CX16_clock_type cx16_clock;
void cx16_init_clock()
{
__asm__("LDA #0"); // jiffies
__asm__("LDX #$FF"); // group1
__asm__("LDY #$FF"); // group2
__asm__("JSR $FFDB");
}
void cx16_update_clock()
{
static unsigned char reg_a;
static unsigned char reg_x;
static unsigned char reg_y;
__asm__("JSR $FFDE");
__asm__("STA %v", reg_a);
__asm__("STX %v", reg_x);
__asm__("STY %v", reg_y);
cx16_clock.jiffies = reg_a;
cx16_clock.first_jiffies = reg_x;
cx16_clock.second_jiffies = reg_y;
}
Ok, that’s a lot of macros and inline assembly. Why not just do assembly then?
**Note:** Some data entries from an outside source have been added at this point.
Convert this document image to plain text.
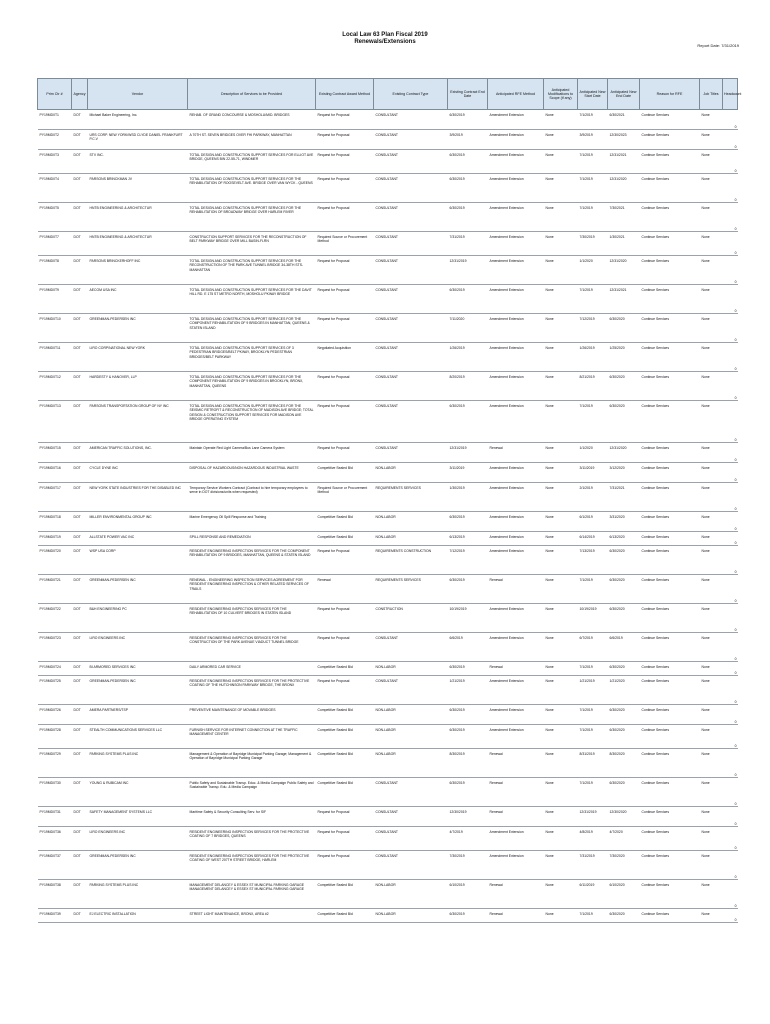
Local Law 63 Plan Fiscal 2019
Renewals/Extensions
Report Date: 7/31/2019
Prim Ctr #	Agency	Vendor	Description of Services to be Provided	Existing Contract Award Method	Existing Contract Type	Existing Contract End Date	Anticipated RFE Method	Anticipated Modifications to Scope (if any)	Anticipated New Start Date	Anticipated New End Date	Reason for RFE	Job Titles	Headcount
PY19MD0T1	DOT	Michael Baker Engineering, Inc.	REHAB. OF GRAND CONCOURSE & MOSHOLU/MID. BRIDGES	Request for Proposal	CONSULTANT	6/30/2019	Amendment Extension	None	7/1/2019	6/30/2021	Continue Services	None	0
PY19MD0T2	DOT	URS CORP. NEW YORK/WSD CLYDE DANIEL FRANKFURT P.C.V	A 70TH ST. SEVEN BRIDGES OVER FHI PARKWAY, MANHATTAN	Request for Proposal	CONSULTANT	3/9/2019	Amendment Extension	None	3/9/2019	12/30/2023	Continue Services	None	0
PY19MD0T3	DOT	STV INC.	TOTAL DESIGN AND CONSTRUCTION SUPPORT SERVICES FOR ELLIOT AVE BRIDGE, QUEENS BIN 22-55-71, WINDMER	Request for Proposal	CONSULTANT	6/30/2019	Amendment Extension	None	7/1/2019	12/31/2021	Continue Services	None	0
PY19MD0T4	DOT	PARSONS BRINCKMAN JV	TOTAL DESIGN AND CONSTRUCTION SUPPORT SERVICES FOR THE REHABILITATION OF ROOSEVELT AVE. BRIDGE OVER VAN WYCK - QUEENS	Request for Proposal	CONSULTANT	6/30/2019	Amendment Extension	None	7/1/2019	12/31/2020	Continue Services	None	0
PY19MD0T5	DOT	HNTB ENGINEERING & ARCHITECTUR	TOTAL DESIGN AND CONSTRUCTION SUPPORT SERVICES FOR THE REHABILITATION OF BROADWAY BRIDGE OVER HARLEM RIVER	Request for Proposal	CONSULTANT	6/30/2019	Amendment Extension	None	7/1/2019	7/30/2021	Continue Services	None	0
PY19MD0T7	DOT	HNTB ENGINEERING & ARCHITECTUR	CONSTRUCTION SUPPORT SERVICES FOR THE RECONSTRUCTION OF BELT PARKWAY BRIDGE OVER MILL BASIN-FLRN	Required Source or Procurement Method	CONSULTANT	7/31/2019	Amendment Extension	None	7/30/2019	1/30/2021	Continue Services	None	0
PY19MD0T8	DOT	PARSONS BRINCKERHOFF INC	TOTAL DESIGN AND CONSTRUCTION SUPPORT SERVICES FOR THE RECONSTRUCTION OF THE PARK AVE TUNNEL BRIDGE 34-38TH STS-MANHATTAN	Request for Proposal	CONSULTANT	12/31/2019	Amendment Extension	None	1/1/2020	12/31/2020	Continue Services	None	0
PY19MD0T9	DOT	AECOM USA INC	TOTAL DESIGN AND CONSTRUCTION SUPPORT SERVICES FOR THE DAVIT HILL RD. E 175 ST METRO NORTH, MOSHOLU PKWAY BRIDGE	Request for Proposal	CONSULTANT	6/30/2019	Amendment Extension	None	7/1/2019	12/31/2021	Continue Services	None	0
PY19MD0T10	DOT	GREENMAN-PEDERSEN INC	TOTAL DESIGN AND CONSTRUCTION SUPPORT SERVICES FOR THE COMPONENT REHABILITATION OF 9 BRIDGES IN MANHATTAN, QUEENS & STATEN ISLAND	Request for Proposal	CONSULTANT	7/11/2020	Amendment Extension	None	7/12/2019	6/30/2020	Continue Services	None	0
PY19MD0T11	DOT	LIRO CORP/NATIONAL NEW YORK	TOTAL DESIGN AND CONSTRUCTION SUPPORT SERVICES OF 3 PEDESTRIAN BRIDGES/BELT PKWAY, BROOKLYN PEDESTRIAN BRIDGES/BELT PARKWAY	Negotiated Acquisition	CONSULTANT	1/26/2019	Amendment Extension	None	1/26/2019	1/25/2020	Continue Services	None	0
PY19MD0T12	DOT	HARDESTY & HANOVER, LLP	TOTAL DESIGN AND CONSTRUCTION SUPPORT SERVICES FOR THE COMPONENT REHABILITATION OF 9 BRIDGES IN BROOKLYN, BRONX, MANHATTAN, QUEENS	Request for Proposal	CONSULTANT	8/20/2019	Amendment Extension	None	8/21/2019	6/30/2020	Continue Services	None	0
PY19MD0T13	DOT	PARSONS TRANSPORTATION GROUP OF NY INC	TOTAL DESIGN AND CONSTRUCTION SUPPORT SERVICES FOR THE SEISMIC RETROFIT & RECONSTRUCTION OF MADISON AVE BRIDGE; TOTAL DESIGN & CONSTRUCTION SUPPORT SERVICES FOR MADISON AVE BRIDGE OPERATING SYSTEM	Request for Proposal	CONSULTANT	6/30/2019	Amendment Extension	None	7/1/2019	6/30/2020	Continue Services	None	0
PY19MD0T15	DOT	AMERICAN TRAFFIC SOLUTIONS, INC.	Maintain Operate Red Light Camera/Bus Lane Camera System	Request for Proposal	CONSULTANT	12/31/2019	Renewal	None	1/1/2020	12/31/2020	Continue Services	None	0
PY19MD0T16	DOT	CYCLE DYNE INC	DISPOSAL OF HAZARDOUS/NON HAZARDOUS INDUSTRIAL WASTE	Competitive Sealed Bid	NON-LABOR	3/11/2019	Amendment Extension	None	3/11/2019	3/12/2020	Continue Services	None	0
PY19MD0T17	DOT	NEW YORK STATE INDUSTRIES FOR THE DISABLED INC	Temporary Service Workers Contract (Contract to hire temporary employees to serve in DOT divisions/units when requested)	Required Source or Procurement Method	REQUIREMENTS SERVICES	1/30/2019	Amendment Extension	None	2/1/2019	7/31/2021	Continue Services	None	0
PY19MD0T18	DOT	MILLER ENVIRONMENTAL GROUP INC	Marine Emergency Oil Spill Response and Training	Competitive Sealed Bid	NON-LABOR	6/30/2019	Amendment Extension	None	6/1/2019	3/31/2020	Continue Services	None	0
PY19MD0T19	DOT	ALLSTATE POWER VAC INC	SPILL RESPONSE AND REMEDIATION	Competitive Sealed Bid	NON-LABOR	6/13/2019	Amendment Extension	None	6/14/2019	6/13/2020	Continue Services	None	0
PY19MD0T20	DOT	WSP USA CORP	RESIDENT ENGINEERING INSPECTION SERVICES FOR THE COMPONENT REHABILITATION OF 9 BRIDGES, MANHATTAN, QUEENS & STATEN ISLAND	Request for Proposal	REQUIREMENTS CONSTRUCTION	7/12/2019	Amendment Extension	None	7/13/2019	6/30/2020	Continue Services	None	0
PY19MD0T21	DOT	GREENMAN-PEDERSEN INC	RENEWAL - ENGINEERING INSPECTION SERVICES AGREEMENT FOR RESIDENT ENGINEERING INSPECTION & OTHER RELATED SERVICES OF TRAILS	Renewal	REQUIREMENTS SERVICES	6/30/2019	Renewal	None	7/1/2019	6/30/2020	Continue Services	None	0
PY19MD0T22	DOT	B&H ENGINEERING PC	RESIDENT ENGINEERING INSPECTION SERVICES FOR THE REHABILITATION OF 10 CULVERT BRIDGES IN STATEN ISLAND	Request for Proposal	CONSTRUCTION	10/19/2019	Amendment Extension	None	10/19/2019	6/30/2020	Continue Services	None	0
PY19MD0T23	DOT	LIRO ENGINEERS INC	RESIDENT ENGINEERING INSPECTION SERVICES FOR THE CONSTRUCTION OF THE PARK AVENUE VIADUCT TUNNEL BRIDGE	Request for Proposal	CONSULTANT	6/6/2019	Amendment Extension	None	6/7/2019	6/6/2019	Continue Services	None	0
PY19MD0T24	DOT	BI ARMORED SERVICES INC	DAILY ARMORED CAR SERVICE	Competitive Sealed Bid	NON-LABOR	6/30/2019	Renewal	None	7/1/2019	6/30/2020	Continue Services	None	0
PY19MD0T25	DOT	GREENMAN-PEDERSEN INC	RESIDENT ENGINEERING INSPECTION SERVICES FOR THE PROTECTIVE COATING OF THE HUTCHINSON PARKWAY BRIDGE, THE BRONX	Request for Proposal	CONSULTANT	1/21/2019	Amendment Extension	None	1/21/2019	1/21/2020	Continue Services	None	0
PY19MD0T26	DOT	AMERA PARTNERS/TSP	PREVENTIVE MAINTENANCE OF MOVABLE BRIDGES	Competitive Sealed Bid	NON-LABOR	6/30/2019	Amendment Extension	None	7/1/2019	6/30/2020	Continue Services	None	0
PY19MD0T28	DOT	STEALTH COMMUNICATIONS SERVICES LLC	FURNISH SERVICE FOR INTERNET CONNECTION AT THE TRAFFIC MANAGEMENT CENTER	Competitive Sealed Bid	NON-LABOR	6/30/2019	Amendment Extension	None	7/1/2019	6/30/2020	Continue Services	None	0
PY19MD0T29	DOT	PARKING SYSTEMS PLUS INC	Management & Operation of Bayridge Municipal Parking Garage; Management & Operation of Bayridge Municipal Parking Garage	Competitive Sealed Bid	NON-LABOR	8/30/2019	Renewal	None	8/31/2019	8/30/2020	Continue Services	None	0
PY19MD0T30	DOT	YOUNG & RUBICAM INC	Public Safety and Sustainable Transp. Educ. & Media Campaign Public Safety and Sustainable Transp. Edu. & Media Campaign	Competitive Sealed Bid	CONSULTANT	6/30/2019	Renewal	None	7/1/2019	6/30/2020	Continue Services	None	0
PY19MD0T31	DOT	SAFETY MANAGEMENT SYSTEMS LLC	Maritime Safety & Security Consulting Serv. for SIF	Request for Proposal	CONSULTANT	12/30/2019	Renewal	None	12/31/2019	12/30/2020	Continue Services	None	0
PY19MD0T36	DOT	LIRO ENGINEERS INC	RESIDENT ENGINEERING INSPECTION SERVICES FOR THE PROTECTIVE COATING OF 7 BRIDGES, QUEENS	Request for Proposal	CONSULTANT	4/7/2019	Amendment Extension	None	4/8/2019	4/7/2020	Continue Services	None	0
PY19MD0T37	DOT	GREENMAN-PEDERSEN INC	RESIDENT ENGINEERING INSPECTION SERVICES FOR THE PROTECTIVE COATING OF WEST 207TH STREET BRIDGE, HARLEM	Request for Proposal	CONSULTANT	7/30/2019	Amendment Extension	None	7/31/2019	7/30/2020	Continue Services	None	0
PY19MD0T38	DOT	PARKING SYSTEMS PLUS INC	MANAGEMENT DELANCEY & ESSEX ST MUNICIPAL PARKING GARAGE MANAGEMENT DELANCEY & ESSEX ST MUNICIPAL PARKING GARAGE	Competitive Sealed Bid	NON-LABOR	6/10/2019	Renewal	None	6/11/2019	6/10/2020	Continue Services	None	0
PY19MD0T39	DOT	EJ ELECTRIC INSTALLATION	STREET LIGHT MAINTENANCE, BRONX, AREA #2	Competitive Sealed Bid	NON-LABOR	6/30/2019	Renewal	None	7/1/2019	6/30/2020	Continue Services	None	0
Great question! The answer is C lets you define struct, more easily convey controls (for and while loops), define functions and pass arguments. You can also use malloc and free (of up to about 25KB), and also use pointers to navigate through arrays of structs.
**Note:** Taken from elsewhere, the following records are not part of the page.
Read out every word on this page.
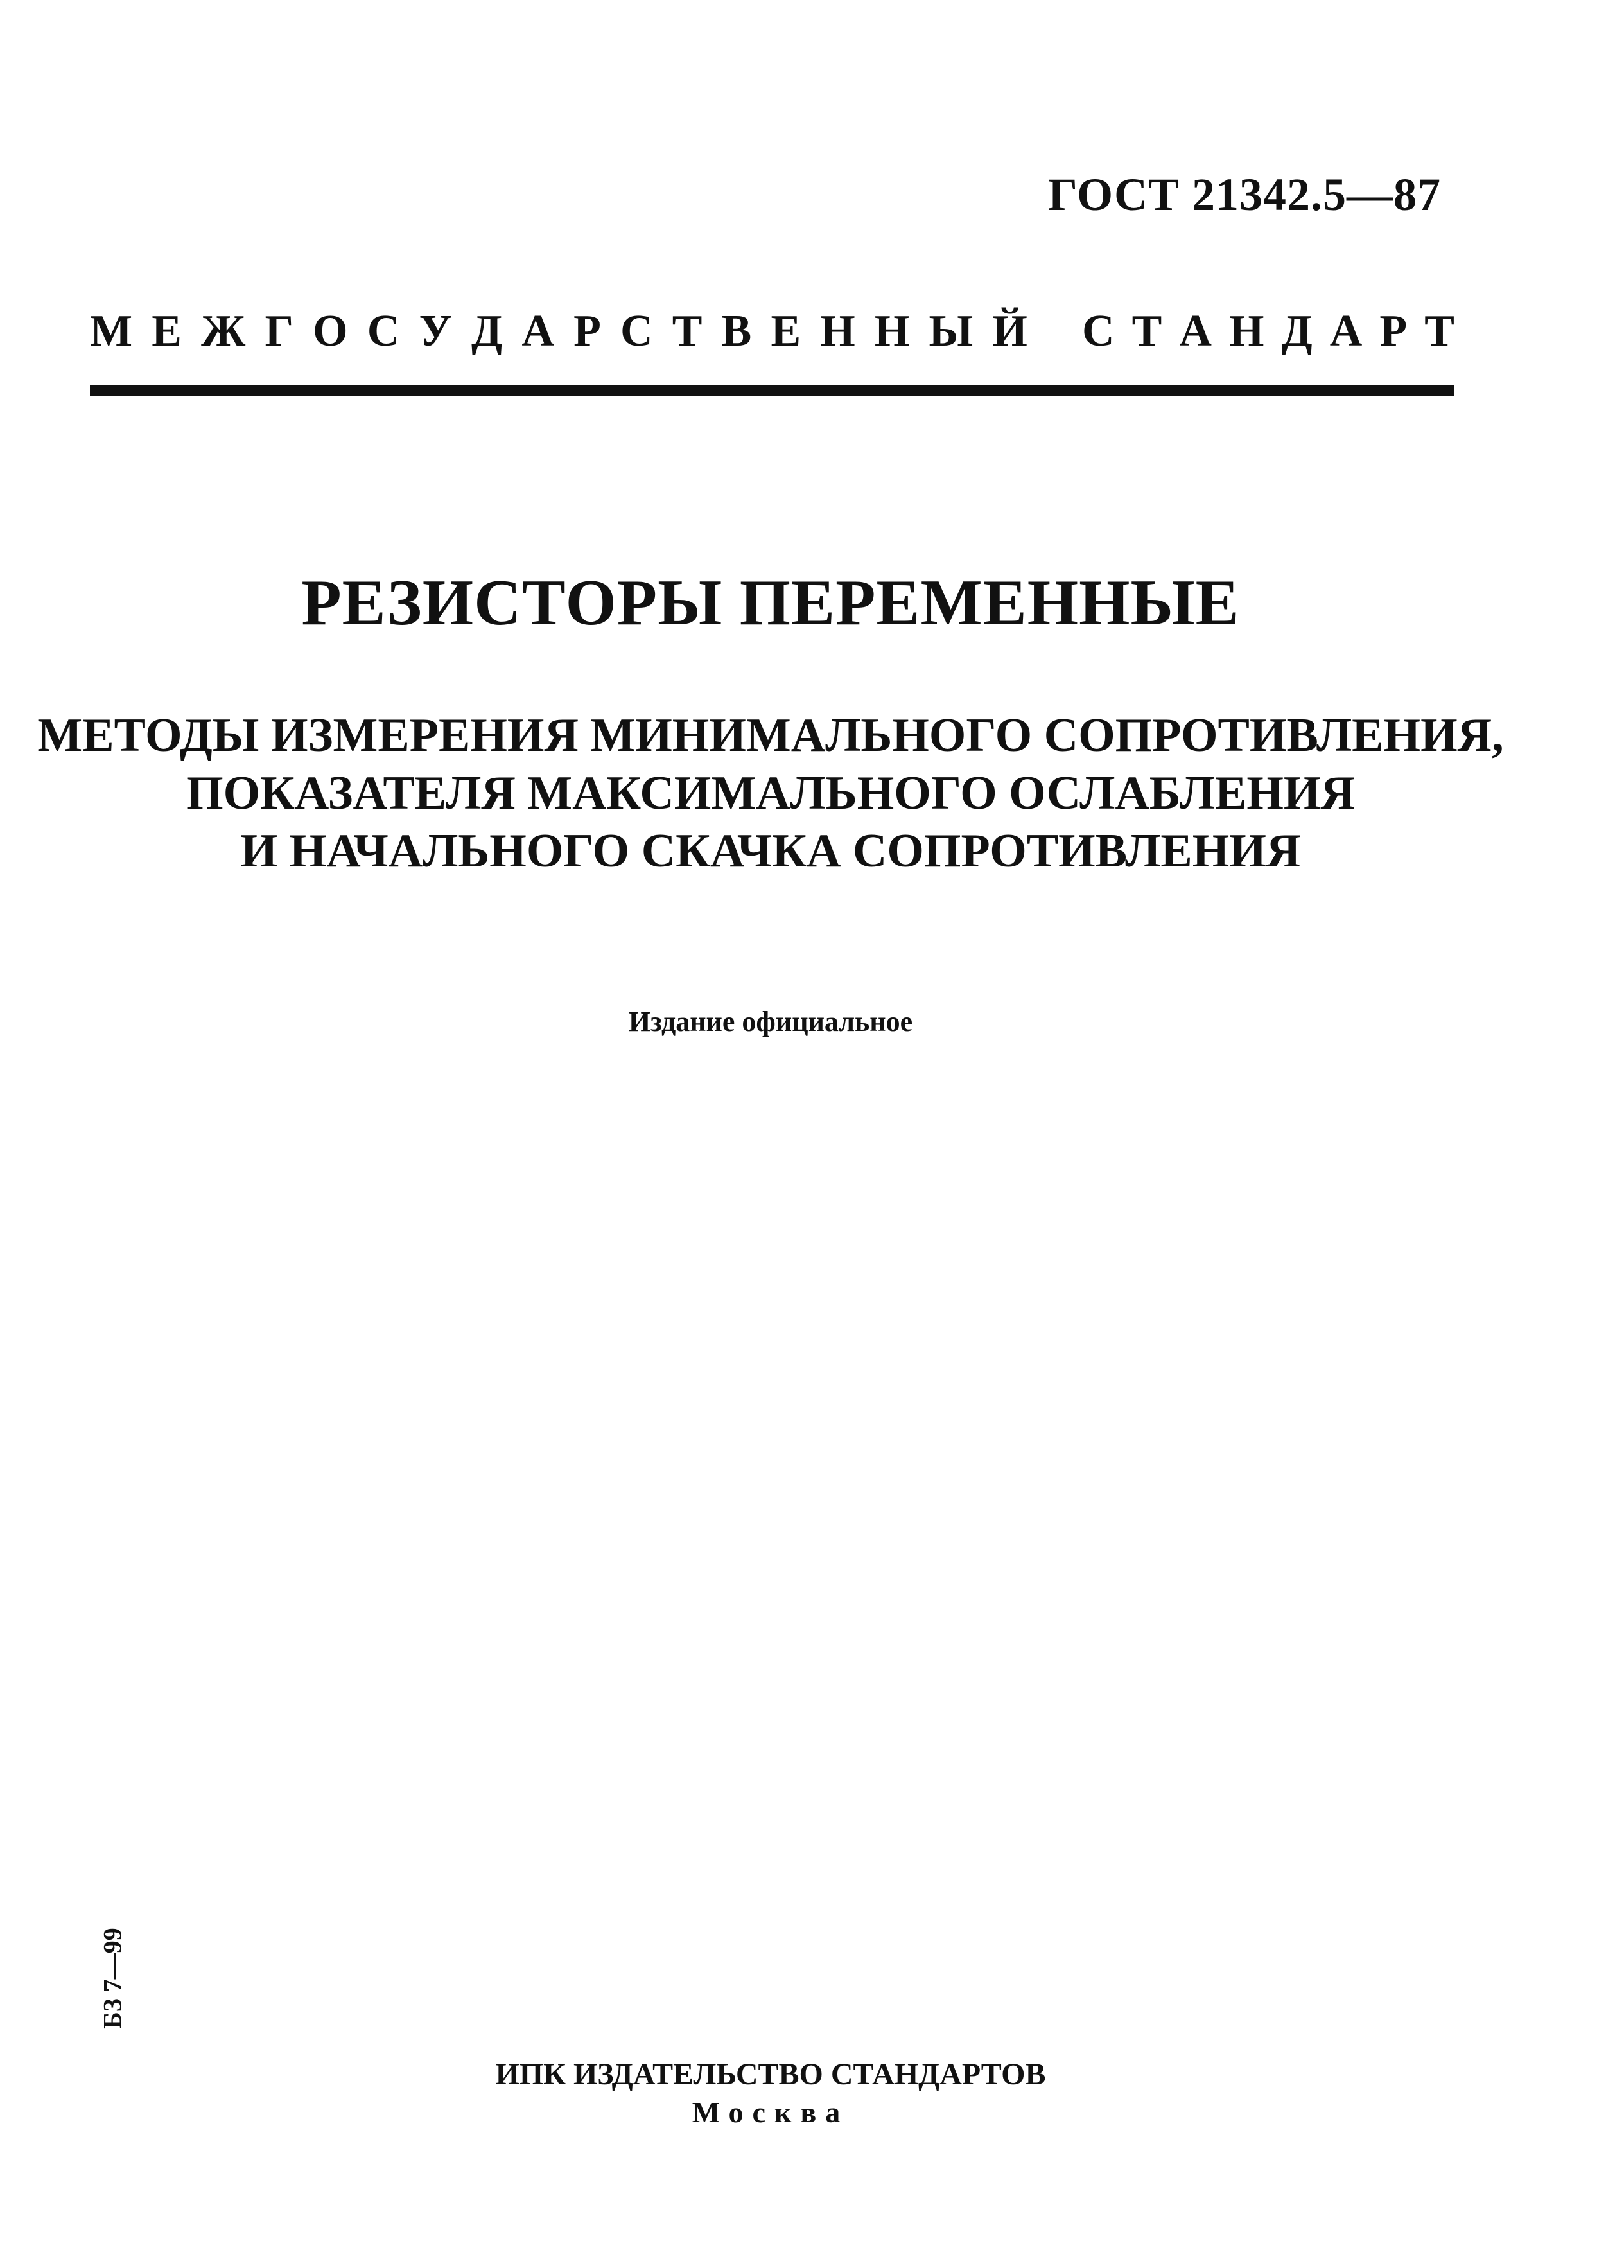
ГОСТ 21342.5—87
М Е Ж Г О С У Д А Р С Т В Е Н Н Ы Й С Т А Н Д А Р Т
РЕЗИСТОРЫ ПЕРЕМЕННЫЕ
МЕТОДЫ ИЗМЕРЕНИЯ МИНИМАЛЬНОГО СОПРОТИВЛЕНИЯ,
ПОКАЗАТЕЛЯ МАКСИМАЛЬНОГО ОСЛАБЛЕНИЯ
И НАЧАЛЬНОГО СКАЧКА СОПРОТИВЛЕНИЯ
Издание официальное
БЗ 7—99
ИПК ИЗДАТЕЛЬСТВО СТАНДАРТОВ
Москва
Pure assembly is nice, but you can sometimes “paint yourself into a corner.” This means you write a bunch of code and then get a new idea, but can’t easily incorporate it into your assembly code because of some earlier assumptions. C code tends to be a little more “malleable.” As an example, if you want to add some data to a struct, you just do so and the compiled code will adjust accordingly. In assembly, this could mean a lot of jumps and offsets need to be manually updated – where difficult to track down bugs come about when just one of those gets overlooked.
That said, a well written assembly program is like a piece of art in its precision.
File I/O
A warning about file I/O in cc65 and the X16…
FILE, fopen/fclose, all do work. But the main limitation is that the fopen filename string is limited to 16 characters. That’s including both the path and filename. This effectively means that long filenames are not supported through those interfaces.
But, there is a workaround! When you specify “-target cx16” on the command line for cc65 (and ca65), that enables two macros: __CX16__ and __CBM__ . When target.h is processed (like when you bring in conio.h), that brings in cbm.h This in turn brings in may “cbm_xxx” interfaces, like “cbm_open” for opening files, along with cbm_read and cbm_close. In the cbm.h are comments to better described these functions. But they effectively wrap the equivalent BASIC commands of the same names (which in turn wrap various KERNAL calls). These at least allow use of long paths and filenames.